12.(a)The use of the insecticide significantly increased the mean dry weight of crop B. The upper limit of the 95% confidence interval for crop B without the insecticide is 9.13, and the lower limit of the 95% confidence interval for crop B in the presence of the insecticide is 9.44. So there is likely a significant difference between the two groups.

(b)Image

(c)The researcher’s claim is not supported by the data. This is because the 95% confidence intervals for plants from crop A grown with and without insecticide overlap: the upper limit of the 95% confidence interval for crop A without insecticide is 13.40 and the lower limit of the 95% confidence interval for crop A in the presence of insecticide is 12.90. Therefore, it cannot be concluded that there is a significant difference between those two groups for crop A.

(d)Many insects consume plant material and are therefore primary consumers. The use of insecticides would decrease the number of primary consumers and could thereby increase the crop yield.

Long Free-Response

13.(a)Carbon dioxide is a reactant that is consumed during photosynthesis, so measuring the rate of carbon dioxide consumption could be a good way to compare the rate of photosynthesis between these two organisms.

(b)Image

(c)There is likely a statistically significant difference at a temperature of 40°C because the 95% confidence intervals for the C3 and C4 plants do not overlap at that temperature, but they do overlap at 20°C and 30°C.
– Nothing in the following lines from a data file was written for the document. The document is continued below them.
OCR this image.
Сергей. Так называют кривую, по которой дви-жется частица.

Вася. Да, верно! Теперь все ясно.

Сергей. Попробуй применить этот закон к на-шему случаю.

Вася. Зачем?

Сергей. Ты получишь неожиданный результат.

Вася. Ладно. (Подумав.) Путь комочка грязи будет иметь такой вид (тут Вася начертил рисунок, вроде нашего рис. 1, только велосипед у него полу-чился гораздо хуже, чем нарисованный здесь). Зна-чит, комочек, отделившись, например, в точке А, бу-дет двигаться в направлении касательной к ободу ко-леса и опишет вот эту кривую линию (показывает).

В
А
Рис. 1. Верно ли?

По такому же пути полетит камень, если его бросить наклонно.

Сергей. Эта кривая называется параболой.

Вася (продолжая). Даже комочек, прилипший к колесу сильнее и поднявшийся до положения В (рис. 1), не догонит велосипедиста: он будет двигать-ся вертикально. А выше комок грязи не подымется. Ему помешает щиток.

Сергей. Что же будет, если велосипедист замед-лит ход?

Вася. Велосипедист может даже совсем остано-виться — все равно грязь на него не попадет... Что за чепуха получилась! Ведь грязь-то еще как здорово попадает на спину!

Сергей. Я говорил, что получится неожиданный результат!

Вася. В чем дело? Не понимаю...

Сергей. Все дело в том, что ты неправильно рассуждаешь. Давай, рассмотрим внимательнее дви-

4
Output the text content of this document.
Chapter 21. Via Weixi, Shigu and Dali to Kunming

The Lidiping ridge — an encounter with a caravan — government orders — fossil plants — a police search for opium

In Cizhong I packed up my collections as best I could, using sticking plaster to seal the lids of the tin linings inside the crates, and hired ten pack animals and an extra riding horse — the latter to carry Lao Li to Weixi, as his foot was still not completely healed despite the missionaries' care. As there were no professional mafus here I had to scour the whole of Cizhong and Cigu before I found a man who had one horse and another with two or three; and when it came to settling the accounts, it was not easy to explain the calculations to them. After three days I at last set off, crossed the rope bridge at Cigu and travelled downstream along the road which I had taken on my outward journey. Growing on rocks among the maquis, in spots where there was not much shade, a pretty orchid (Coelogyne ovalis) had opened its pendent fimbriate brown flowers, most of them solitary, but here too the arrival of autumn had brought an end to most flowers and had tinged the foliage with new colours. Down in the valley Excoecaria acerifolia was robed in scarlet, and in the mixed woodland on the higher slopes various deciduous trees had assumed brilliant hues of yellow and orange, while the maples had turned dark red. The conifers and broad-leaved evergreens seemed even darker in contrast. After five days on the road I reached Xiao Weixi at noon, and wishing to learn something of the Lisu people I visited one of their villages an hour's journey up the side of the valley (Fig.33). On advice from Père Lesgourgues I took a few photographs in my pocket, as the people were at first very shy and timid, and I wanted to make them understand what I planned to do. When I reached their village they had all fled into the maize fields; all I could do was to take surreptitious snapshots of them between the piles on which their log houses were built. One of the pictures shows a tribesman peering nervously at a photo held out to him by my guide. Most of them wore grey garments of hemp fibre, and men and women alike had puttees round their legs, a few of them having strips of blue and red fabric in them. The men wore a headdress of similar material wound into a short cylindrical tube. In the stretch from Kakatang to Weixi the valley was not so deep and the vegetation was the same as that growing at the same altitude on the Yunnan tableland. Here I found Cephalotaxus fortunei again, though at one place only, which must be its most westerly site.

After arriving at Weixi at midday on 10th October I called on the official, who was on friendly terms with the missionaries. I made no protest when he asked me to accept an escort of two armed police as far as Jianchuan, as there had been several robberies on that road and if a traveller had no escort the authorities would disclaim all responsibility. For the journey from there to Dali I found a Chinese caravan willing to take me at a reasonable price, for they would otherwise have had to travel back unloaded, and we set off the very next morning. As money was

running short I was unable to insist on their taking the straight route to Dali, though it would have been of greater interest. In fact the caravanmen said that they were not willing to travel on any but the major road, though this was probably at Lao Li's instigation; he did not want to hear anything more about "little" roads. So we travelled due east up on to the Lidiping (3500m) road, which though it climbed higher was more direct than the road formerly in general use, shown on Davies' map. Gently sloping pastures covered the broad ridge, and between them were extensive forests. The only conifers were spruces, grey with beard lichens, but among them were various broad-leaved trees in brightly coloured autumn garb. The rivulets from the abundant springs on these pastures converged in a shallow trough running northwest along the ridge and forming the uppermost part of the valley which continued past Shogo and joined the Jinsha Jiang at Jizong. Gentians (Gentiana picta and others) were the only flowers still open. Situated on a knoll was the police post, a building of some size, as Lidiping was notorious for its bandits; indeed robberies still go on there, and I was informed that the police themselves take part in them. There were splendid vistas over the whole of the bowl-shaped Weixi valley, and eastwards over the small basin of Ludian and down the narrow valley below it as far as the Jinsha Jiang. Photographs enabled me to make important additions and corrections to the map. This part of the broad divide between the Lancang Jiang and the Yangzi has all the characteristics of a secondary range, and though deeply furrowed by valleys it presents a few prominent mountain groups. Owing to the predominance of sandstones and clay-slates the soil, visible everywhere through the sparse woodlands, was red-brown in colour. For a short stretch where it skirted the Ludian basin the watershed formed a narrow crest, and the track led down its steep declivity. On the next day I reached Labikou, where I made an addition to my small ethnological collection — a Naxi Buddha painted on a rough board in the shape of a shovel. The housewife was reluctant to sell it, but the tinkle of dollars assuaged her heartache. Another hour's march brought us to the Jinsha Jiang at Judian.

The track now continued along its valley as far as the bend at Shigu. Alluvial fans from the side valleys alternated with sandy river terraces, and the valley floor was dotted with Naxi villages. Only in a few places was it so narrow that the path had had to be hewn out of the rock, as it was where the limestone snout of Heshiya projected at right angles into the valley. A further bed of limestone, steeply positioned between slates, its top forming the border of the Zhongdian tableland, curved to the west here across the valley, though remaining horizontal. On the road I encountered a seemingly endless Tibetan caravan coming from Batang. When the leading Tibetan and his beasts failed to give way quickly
(d)The plant would likely consume less carbon dioxide and would perform less photosynthesis in a 39°C environment than in a 30°C environment. It would have fewer organic compounds with which to supply itself with energy. This is because the data show that a C3 plant will consume less carbon dioxide at 40°C (compared to at 30°C), so it will probably perform less photosynthesis when exposed to heat wave temperatures.